Re: Unicode Normalization

From: Anne van Kesteren <annevk@opera.com>
Date: Thu, 05 Feb 2009 10:14:10 +0100
To: "Robert J Burns" <rob@robburns.com>
Cc: "Aryeh Gregor" <Simetrical+w3c@gmail.com>, public-i18n-core@w3.org, jonathan@jfkew.plus.com, "W3C Style List" <www-style@w3.org>
Message-ID: <op.uovfxwo964w2qv@annevk-t60.oslo.opera.com>

On Wed, 04 Feb 2009 22:07:59 +0100, Robert J Burns <rob@robburns.com>  
> [...] If you meant that XML is Unicode normalization agnostic in that it  
> doesn't care (or know?) whether two canonically equivalent strings are a  
> match then there I disagree with that. Unicode is fairly clear that two  
> canonically equivalent strings are equivalent even if their code points  
> differ.

That's what I mean. There are many different comparison algorithms.  
Unicode definitely does not make it non-conforming to compare two strings  
codepoint for codepoint. I'm not sure why you think it does.

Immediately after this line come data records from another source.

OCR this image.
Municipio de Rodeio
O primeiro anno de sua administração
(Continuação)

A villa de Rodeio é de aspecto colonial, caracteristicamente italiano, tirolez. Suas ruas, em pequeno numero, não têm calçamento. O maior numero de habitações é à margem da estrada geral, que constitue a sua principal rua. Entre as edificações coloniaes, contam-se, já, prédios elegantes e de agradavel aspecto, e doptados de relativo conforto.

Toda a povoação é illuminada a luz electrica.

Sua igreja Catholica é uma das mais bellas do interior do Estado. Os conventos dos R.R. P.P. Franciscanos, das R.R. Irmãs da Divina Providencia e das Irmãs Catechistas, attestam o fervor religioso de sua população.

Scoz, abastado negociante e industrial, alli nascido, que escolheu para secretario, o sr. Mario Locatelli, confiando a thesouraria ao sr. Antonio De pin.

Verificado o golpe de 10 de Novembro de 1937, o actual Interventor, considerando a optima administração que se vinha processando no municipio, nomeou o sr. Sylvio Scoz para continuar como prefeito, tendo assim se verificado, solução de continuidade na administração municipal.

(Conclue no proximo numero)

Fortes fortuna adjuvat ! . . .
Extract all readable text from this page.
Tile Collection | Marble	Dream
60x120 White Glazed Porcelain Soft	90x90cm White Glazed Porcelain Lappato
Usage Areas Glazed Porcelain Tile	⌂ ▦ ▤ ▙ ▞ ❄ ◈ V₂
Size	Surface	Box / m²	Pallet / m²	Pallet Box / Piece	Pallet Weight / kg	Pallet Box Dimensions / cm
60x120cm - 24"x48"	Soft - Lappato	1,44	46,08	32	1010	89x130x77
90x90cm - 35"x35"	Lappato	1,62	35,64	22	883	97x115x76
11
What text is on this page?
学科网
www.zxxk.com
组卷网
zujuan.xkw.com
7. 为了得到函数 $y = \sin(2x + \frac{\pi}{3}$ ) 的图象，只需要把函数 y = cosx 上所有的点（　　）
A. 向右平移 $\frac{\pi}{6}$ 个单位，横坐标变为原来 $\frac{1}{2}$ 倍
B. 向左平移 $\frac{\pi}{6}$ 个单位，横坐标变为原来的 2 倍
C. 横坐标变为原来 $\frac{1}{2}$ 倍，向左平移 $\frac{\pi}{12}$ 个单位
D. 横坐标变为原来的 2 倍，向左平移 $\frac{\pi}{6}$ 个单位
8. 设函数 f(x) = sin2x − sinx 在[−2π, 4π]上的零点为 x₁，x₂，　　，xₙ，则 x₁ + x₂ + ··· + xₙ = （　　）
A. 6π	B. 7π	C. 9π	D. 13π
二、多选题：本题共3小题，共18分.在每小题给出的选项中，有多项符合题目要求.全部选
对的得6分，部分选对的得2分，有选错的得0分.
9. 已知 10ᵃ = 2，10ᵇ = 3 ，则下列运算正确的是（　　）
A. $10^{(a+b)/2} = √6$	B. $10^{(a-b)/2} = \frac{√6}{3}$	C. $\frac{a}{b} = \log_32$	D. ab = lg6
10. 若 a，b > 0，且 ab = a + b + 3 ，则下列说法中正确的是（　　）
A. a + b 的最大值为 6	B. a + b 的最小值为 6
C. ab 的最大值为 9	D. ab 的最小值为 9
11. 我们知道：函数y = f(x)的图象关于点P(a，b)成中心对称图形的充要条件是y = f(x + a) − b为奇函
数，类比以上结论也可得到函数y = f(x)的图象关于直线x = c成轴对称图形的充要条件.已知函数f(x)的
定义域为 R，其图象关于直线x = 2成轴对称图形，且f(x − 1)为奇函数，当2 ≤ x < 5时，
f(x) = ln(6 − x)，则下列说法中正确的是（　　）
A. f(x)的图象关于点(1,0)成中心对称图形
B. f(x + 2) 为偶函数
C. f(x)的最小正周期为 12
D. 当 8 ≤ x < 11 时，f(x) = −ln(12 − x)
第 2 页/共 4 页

>> The XML grammar is expressed in Unicode codepoints so comparison also  
>> happens on that level.
> However Unicode has a SHOULD requirement that two canonically equivalent  
> but codepoint differing strings match. Unicode's Chapter 3 (C6 norm)  
> says:
>> A process shall not assume that the interpretations of two canonical- 
>> equivalent character sequences are distinct.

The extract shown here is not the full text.